Quanto lixo metem na cabeça das crianças. Quanto preconceito idiota, quanta pressão, quanta norma. Normas, para que todos sejamos normais. Mas eu, com pretensões na área da escrita, nunca serei normal. Aulas de francês, muito bem. Fino, até. Mas escrever? Veja lá se arranja um hobby mais útil ou mais sociável, que não seja preciso esconder como se fosse uma doença. Sinto o doce sabor da vingança ao transgredir as normas. Não foi por isso que o fiz, nem pensei em tal, só na turva premência do desejo, nos olhos, nas mãos do Hugo. O sangue espesso, a boca seca. Mas agora reconheço que a vingança tem o gosto bom da compota de maçã, partilhada à vista de todos, numa manhã de sol. Só que, aos poucos, a norma que trago cosida à consciência com uma linha indestrutível fala mais alto. Hugo, isto não pode voltar a acontecer. Mas porquê, caramba. Porquê? Sabes perfeitamente que a minha família, o noivado, o colégio... E tu? Não pensas existir como pessoa, tu? Dá-me tempo. Quanto tempo? Tens vinte e seis anos. Eu sei. E então? Preparar as coisas, falar com os meus pais, romper o noivado... Ah. Romper a mer… do noivado.

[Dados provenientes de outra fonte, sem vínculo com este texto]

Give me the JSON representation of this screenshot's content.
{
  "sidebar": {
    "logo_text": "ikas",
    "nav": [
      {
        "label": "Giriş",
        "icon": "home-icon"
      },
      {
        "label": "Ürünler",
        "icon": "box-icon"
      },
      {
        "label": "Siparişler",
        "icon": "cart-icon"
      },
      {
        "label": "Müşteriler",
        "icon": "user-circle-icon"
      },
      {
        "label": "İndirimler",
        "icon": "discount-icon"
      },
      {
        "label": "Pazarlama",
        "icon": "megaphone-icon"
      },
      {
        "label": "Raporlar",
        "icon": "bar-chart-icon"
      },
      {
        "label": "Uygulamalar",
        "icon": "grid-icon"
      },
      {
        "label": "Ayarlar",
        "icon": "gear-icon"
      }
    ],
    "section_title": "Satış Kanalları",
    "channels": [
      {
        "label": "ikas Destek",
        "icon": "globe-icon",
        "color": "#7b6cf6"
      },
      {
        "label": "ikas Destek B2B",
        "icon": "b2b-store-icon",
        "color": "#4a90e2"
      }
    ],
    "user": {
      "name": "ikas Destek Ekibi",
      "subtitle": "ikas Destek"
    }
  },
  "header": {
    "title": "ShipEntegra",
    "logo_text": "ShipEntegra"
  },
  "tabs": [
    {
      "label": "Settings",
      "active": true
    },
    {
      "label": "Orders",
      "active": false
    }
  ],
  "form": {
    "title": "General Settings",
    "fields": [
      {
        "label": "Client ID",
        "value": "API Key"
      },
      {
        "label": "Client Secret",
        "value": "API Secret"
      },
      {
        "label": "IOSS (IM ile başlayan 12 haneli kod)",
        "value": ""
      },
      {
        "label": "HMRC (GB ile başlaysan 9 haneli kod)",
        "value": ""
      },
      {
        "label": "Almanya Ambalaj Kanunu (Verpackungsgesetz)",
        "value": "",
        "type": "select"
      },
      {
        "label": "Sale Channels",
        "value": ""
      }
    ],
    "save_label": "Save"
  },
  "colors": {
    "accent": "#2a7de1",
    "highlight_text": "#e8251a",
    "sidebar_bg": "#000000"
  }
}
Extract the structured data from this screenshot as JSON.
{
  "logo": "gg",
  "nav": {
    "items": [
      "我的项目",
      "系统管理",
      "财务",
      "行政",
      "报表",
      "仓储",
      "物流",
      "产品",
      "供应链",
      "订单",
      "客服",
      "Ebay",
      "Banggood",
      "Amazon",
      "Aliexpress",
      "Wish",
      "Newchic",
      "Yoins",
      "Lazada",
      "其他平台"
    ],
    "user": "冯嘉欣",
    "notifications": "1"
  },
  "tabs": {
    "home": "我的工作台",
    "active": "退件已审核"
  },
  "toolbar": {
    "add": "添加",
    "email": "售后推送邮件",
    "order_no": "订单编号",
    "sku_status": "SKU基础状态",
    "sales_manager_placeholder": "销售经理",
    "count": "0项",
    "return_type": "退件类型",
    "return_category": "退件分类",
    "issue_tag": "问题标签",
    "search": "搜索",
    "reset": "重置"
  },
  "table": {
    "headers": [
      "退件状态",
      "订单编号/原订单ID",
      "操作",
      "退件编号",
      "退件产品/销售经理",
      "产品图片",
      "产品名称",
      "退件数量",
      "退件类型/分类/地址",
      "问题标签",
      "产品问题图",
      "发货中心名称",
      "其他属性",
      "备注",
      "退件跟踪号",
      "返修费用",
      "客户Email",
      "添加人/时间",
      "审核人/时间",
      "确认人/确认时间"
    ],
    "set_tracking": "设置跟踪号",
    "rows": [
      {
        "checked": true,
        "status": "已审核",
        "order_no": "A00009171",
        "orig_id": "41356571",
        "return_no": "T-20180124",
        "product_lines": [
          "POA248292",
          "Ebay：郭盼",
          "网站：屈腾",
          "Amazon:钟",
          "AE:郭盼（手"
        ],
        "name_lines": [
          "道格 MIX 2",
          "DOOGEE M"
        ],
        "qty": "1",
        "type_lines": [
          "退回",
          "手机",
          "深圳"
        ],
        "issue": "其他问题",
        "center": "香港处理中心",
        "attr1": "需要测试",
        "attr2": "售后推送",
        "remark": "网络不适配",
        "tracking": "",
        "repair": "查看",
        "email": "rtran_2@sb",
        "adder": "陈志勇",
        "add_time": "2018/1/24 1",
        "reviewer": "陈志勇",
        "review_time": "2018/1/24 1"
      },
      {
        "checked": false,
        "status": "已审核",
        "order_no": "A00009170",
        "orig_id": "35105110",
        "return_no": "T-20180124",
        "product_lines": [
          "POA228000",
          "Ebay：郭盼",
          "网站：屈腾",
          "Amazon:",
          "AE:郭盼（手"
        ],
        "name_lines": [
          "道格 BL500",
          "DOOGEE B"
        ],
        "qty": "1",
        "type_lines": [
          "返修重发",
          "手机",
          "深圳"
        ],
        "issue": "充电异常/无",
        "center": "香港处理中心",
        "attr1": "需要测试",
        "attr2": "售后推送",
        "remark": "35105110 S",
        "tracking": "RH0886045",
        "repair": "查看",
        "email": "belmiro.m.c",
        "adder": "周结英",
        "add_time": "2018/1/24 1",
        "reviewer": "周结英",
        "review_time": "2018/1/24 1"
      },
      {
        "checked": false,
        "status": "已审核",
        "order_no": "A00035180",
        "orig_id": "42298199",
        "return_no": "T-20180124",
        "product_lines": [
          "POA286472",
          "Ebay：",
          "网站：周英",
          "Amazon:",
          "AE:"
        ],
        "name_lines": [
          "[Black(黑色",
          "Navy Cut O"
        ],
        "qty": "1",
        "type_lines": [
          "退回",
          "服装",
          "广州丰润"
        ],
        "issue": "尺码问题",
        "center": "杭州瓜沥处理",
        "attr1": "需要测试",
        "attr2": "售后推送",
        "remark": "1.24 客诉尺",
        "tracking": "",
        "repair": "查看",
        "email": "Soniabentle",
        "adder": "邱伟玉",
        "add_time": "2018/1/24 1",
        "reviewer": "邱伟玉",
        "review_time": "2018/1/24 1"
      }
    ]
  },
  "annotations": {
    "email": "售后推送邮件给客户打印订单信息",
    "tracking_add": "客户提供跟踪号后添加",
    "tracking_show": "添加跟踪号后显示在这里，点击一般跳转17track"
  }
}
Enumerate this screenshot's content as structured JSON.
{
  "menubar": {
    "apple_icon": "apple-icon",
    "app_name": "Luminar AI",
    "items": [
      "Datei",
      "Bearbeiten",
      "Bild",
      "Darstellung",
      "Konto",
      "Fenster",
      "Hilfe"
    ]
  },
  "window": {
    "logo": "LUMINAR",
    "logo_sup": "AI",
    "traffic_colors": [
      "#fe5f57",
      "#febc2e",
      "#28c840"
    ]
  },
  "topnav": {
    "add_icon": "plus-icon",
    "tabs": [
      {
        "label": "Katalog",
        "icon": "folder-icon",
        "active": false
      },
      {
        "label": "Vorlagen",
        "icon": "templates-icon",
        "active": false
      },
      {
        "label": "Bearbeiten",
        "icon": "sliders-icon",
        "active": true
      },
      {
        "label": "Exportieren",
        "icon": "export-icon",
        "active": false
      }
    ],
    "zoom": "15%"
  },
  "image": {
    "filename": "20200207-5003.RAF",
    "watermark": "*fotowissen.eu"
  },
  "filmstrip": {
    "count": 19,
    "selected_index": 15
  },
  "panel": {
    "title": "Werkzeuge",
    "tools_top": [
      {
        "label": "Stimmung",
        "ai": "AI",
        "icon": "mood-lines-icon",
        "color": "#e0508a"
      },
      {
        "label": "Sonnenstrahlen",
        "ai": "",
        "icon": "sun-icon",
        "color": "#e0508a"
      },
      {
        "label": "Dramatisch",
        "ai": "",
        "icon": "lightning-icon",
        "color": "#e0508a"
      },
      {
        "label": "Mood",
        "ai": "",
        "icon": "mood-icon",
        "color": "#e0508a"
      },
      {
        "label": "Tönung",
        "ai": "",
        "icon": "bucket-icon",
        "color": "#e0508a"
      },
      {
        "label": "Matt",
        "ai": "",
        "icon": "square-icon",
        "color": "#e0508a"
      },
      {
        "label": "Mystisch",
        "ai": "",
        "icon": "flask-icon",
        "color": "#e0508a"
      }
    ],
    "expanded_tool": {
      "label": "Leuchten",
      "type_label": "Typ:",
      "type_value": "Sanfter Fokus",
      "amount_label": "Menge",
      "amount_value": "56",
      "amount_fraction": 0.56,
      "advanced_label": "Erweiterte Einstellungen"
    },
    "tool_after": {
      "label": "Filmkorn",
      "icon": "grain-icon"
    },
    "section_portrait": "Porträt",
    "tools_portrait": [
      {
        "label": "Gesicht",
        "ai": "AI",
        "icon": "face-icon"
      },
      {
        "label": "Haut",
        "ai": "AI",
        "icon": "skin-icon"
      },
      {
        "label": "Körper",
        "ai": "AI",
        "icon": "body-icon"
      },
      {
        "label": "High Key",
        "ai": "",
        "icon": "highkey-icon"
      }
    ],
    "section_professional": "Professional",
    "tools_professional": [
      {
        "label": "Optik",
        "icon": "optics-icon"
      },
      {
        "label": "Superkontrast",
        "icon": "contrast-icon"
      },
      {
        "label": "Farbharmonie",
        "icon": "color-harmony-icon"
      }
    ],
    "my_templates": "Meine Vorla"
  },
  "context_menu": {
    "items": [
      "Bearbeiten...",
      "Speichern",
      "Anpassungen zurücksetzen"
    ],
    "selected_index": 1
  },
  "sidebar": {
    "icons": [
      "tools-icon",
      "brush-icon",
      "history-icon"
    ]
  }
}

Não pretendo ter amantes depois do casamento. Nem antes, pelos vistos. Tem que ser um segredo nosso, Hugo. Não me entregues. Achas-me capaz de te atraiçoar? Não, nem por sombras. Até parece. Por isso agora..., meu querido..., vamos ficar assim. Tu é que sabes, Teófilo. Tu é que sabes. Teófilo Deus Ferreira Mendonça, poder-se-ia dizer Pleonasmo Ferreira Mendonça. João Teófilo de Deus Ferreira era o meu avô alentejano, pai da minha mãe, engenheiro agrónomo, agricultor e proprietário, homem bonacheirão e generoso, dizem-me, que não o conheci. Morreu no dia em que fui concebido e a minha mãe, se bem a conheço, deve até hoje arrepelar-se de remorsos por estar a fornicar com o meu pai à hora em que o meu avô se despedia deste mundo. Como se a morte não fosse um apelo à vida e a vida a lógica substituta da morte». In Rosa Lobato Faria, A Alma Trocada, Edições ASA, Autores Contemporâneos de Língua Portuguesa, Porto, 2007, ISBN 978-972-415-283-7.